Iron(3+) ion dipotassium 2-({2-[bis(carboxylatomethyl)amino]ethyl} (carboxylatomethyl)amino)acetate; hydrate

Administrative data

Description of key information

The environmental fate of EDTA-Fe(OH)K2 will be identical to that of EDTA-FeK. Only in highly concentrated solutions differences may occur. Because testing occurs normally in highly diluted solutions <1 g/L, it is considered justified to use the available fate data available for EDTA-FeK and EDTA-FeNa for read-across to EDTA-Fe(OH)K2.

For other EDTA-metal complexes there is more uncertainty also depending on the type of the test and this uncertainty can be compensated by e.g. an additional assessment factor.

Additional information

Information on the environmental fate of EDTA-Fe(OH)K2 is largely based on available information for EDTA and a number of its salts (e.g. EDTA-FeK, EDTA-Na4, EDTA-Na2H2, EDTA-CaNa2).

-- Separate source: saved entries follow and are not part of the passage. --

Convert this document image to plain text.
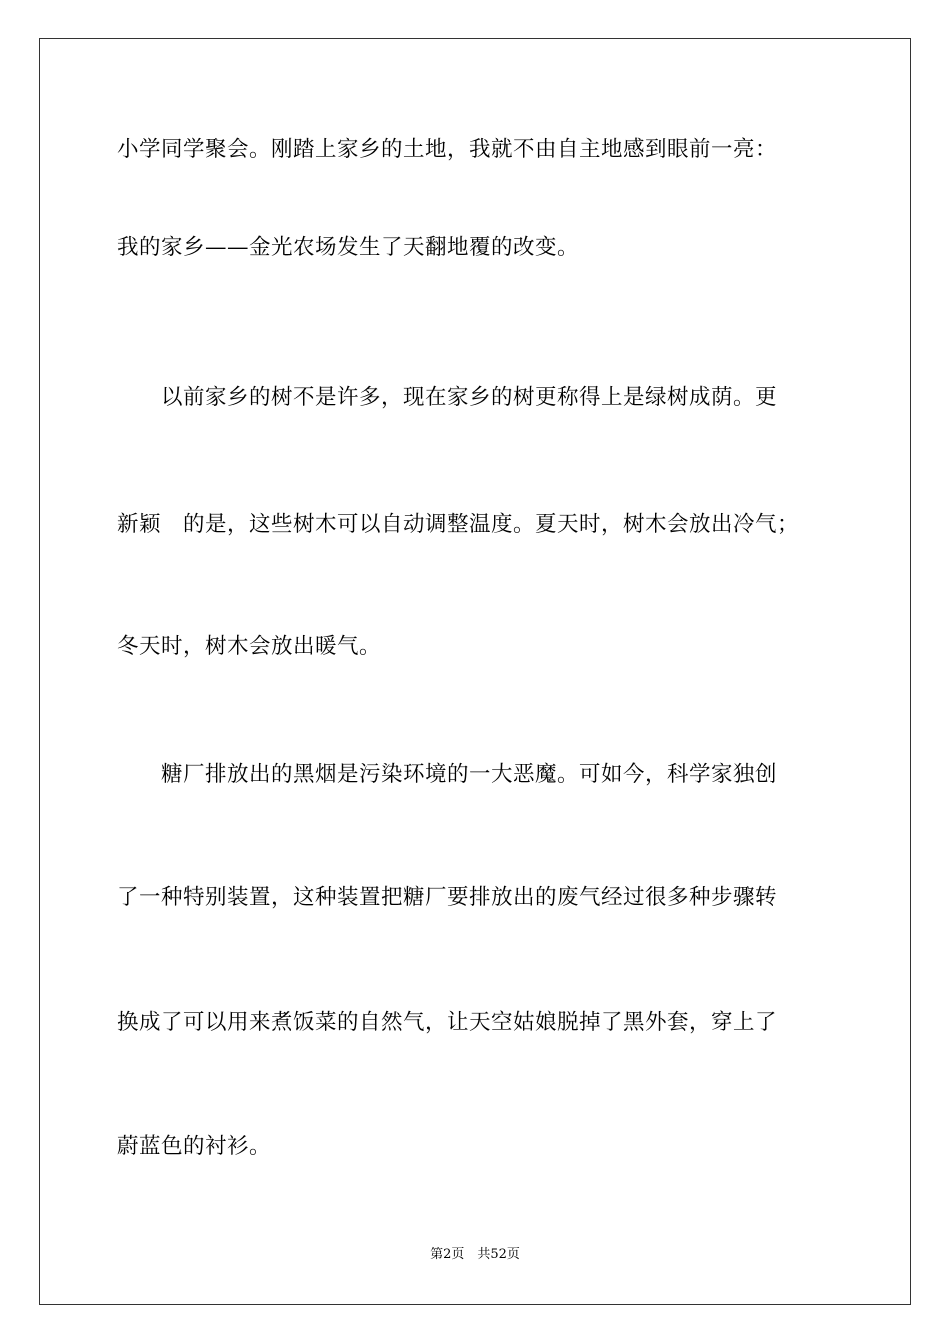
小学同学聚会。刚踏上家乡的土地，我就不由自主地感到眼前一亮：
我的家乡——金光农场发生了天翻地覆的改变。
　　以前家乡的树不是许多，现在家乡的树更称得上是绿树成荫。更
新颖　的是，这些树木可以自动调整温度。夏天时，树木会放出冷气；
冬天时，树木会放出暖气。
　　糖厂排放出的黑烟是污染环境的一大恶魔。可如今，科学家独创
了一种特别装置，这种装置把糖厂要排放出的废气经过很多种步骤转
换成了可以用来煮饭菜的自然气，让天空姑娘脱掉了黑外套，穿上了
蔚蓝色的衬衫。
第2页　共52页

A justification for the read-across between these substances and EDTA-Fe(OH)K2 is provided in a document attached to IUCLID section 13.

EDTA-Fe(OH)K2 is expected to be resistant to hydrolysis, neither strong acids nor alkalis cause any degradation. Several studies show that Fe(III)-EDTA is photodegraded in natural water. Due to its low log Kow, the substance does not significantly bioaccumulate in organisms. Based on the low log Kow together with the ionic structure of the substance under environmentally relevant conditions, no adsorption onto the organic fraction of sediments is expected and also found in a number of literature studies. A large number of degradation tests are available for EDTA and its salts. These tests show that EDTA is not readily biodegradable according to OECD criteria. In standard OECD 301D tests, EDTA complexes with a stability constant lower than 10E13 like EDTA-Na4, EDTA-CaNa2, EDTA-MgK2 etc. less than 60% biodegradation was observed after 28 days indicating that these substances should be not classified as readily biodegradable but in the same tests > 60% biodegradation was observed after 60 days in the prolonged (enhanced) tests indicating that these compexes, having stability constants < 10E13, are not persistent.

The EDTA-Fe(OH)K2 complex has a stability constant >10E12 and is therefore expected to be persistent according to OECD criteria, when tested in standard ready biodegradability tests. At lower environmentally more representative concentrations however significant biodegradation may occur. The level of the stability constant threshold dependents on the concentration balance between the starting complex and free metal ions (alkali and alkaline earth metals) in the matrix. The lower the starting concentration of the EDTA-metal complex the higher this stability constant threshold for biodegradation. EDTA-Iron complexes have a stability constant close to 10E23 and are expected to be persistent in standard ready biodegradability tests also at much lower test concentrations. As indicated EDTA-FeX complexes are very sensitive to photodegradation and at pH values above 7 free iron starts to precipitate as Iron hydroxide complexes liberating EDTA for biodegradation.

EDTA-H4 was found to be biodegradable in a modified SCAS test (according to OECD 302A; Ginkel, 1997) using slightly adapted conditions. Under standard STP conditions no significant removal in an activated sludge simulation test was observed. In soil using non-standard investigations 14% degradation was observed after 20 days under aerobic conditions.

 

Based on its low log Kow, EDTA-Fe(OH)K2 is not Bioaccumulative (not B).